Taufe ist ein Bündnis, das ihr geschlossen habt mit Gott. Ein Bündnis für das Leben – und gegen all das, was euch ängstlich und einsam machen könnte.
Auf dem Taufstein hat das der Steinmetz eingehauen: Ein Ritter ist darauf zu sehen, der einen Menschen vor einem Monster retten will. In letzter Sekunde befreit er ihn vor dem, was ihm ans Leben will, und schenkt ihm das Leben neu.
Aber auch das, was Jesaja erlebt, ist Taufe: Wer vor dem Monster gerettet wird, trägt Narben aus dem Kampf davon. Gott hinterlässt Spuren, wenn er so in ein Leben tritt.
Manchmal sind es Wunden, die sich dem Gedächtnis einbrennen. Wie die Kohle an Jesajas Lippen.
Manchmal ist es wie ein Bauchnabel ist, der Jahre später noch an die neue Geburt erinnert: Jetzt ist dein Leben neu und du bist frei.

Jesaja schreibt:
Und ich hörte die Stimme des Herrn, wie er sprach: Wen soll ich senden? Wer will unser Bote sein? Ich aber sprach: Hier bin ich, sende mich!
(Jesaja 6,8)

Du sitzt eine kleine Weile in deiner Bank und merkst gar nicht, wie die Zeit vergeht. Vielleicht steht sie ja auch still, für einen kleinen ewigen Augenblick.
Solltest du jetzt beten?, geht es dir durch den Kopf. Irgendetwas sagen, dem, der so nah ist, obwohl du ihn nicht siehst, noch nie gesehen hast.
Aber er hat dich berührt. Am Herzen berührt. Er muss also da sein. Irgendwo um dich herum. Dir gegenüber. In dir. Also wird er auch hören, was du nicht sagen kannst.

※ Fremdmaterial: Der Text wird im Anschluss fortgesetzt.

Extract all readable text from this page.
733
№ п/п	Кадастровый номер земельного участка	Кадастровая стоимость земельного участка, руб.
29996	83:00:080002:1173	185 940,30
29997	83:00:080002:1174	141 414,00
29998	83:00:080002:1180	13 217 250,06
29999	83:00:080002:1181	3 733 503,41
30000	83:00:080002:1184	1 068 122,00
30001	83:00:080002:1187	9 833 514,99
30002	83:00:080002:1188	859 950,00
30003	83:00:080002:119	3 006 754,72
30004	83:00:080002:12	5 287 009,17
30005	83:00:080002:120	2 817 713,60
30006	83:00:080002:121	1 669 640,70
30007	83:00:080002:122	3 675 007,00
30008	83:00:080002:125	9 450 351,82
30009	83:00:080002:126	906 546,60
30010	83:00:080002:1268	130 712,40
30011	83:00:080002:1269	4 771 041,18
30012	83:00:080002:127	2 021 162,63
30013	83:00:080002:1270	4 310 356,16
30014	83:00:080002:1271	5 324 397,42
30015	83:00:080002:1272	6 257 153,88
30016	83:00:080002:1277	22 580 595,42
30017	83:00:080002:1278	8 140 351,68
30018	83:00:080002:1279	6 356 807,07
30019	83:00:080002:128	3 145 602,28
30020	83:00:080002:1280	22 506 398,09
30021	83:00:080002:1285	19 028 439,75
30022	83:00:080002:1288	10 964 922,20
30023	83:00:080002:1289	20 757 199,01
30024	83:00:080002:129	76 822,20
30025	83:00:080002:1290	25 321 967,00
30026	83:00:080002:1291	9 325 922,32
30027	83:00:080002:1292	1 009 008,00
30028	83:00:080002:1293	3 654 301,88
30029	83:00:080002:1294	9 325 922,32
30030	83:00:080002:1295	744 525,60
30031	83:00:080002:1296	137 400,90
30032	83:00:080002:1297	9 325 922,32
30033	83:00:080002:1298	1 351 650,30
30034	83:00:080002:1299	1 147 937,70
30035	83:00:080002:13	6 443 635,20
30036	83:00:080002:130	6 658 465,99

Er wendet sich zum Gehen. Noch ein letzter Blick auf den Altar, in das Gewölbe.
Dann steht er vor dem Tisch im Vorraum. Ein Buch liegt dort, die Seiten beschrieben von den Leuten, die in den letzten Tagen wie er diesen Raum betraten. Die nichts suchten, aber gefunden wurden.
Er nimmt den Kugelschreiber, hält kurz inne und schreibt: Danke für das Leben, das jeden Tag neu wird und immer dir gehört.
Vergnügt blinzelt er in die Sonne, als er vor die Tür tritt.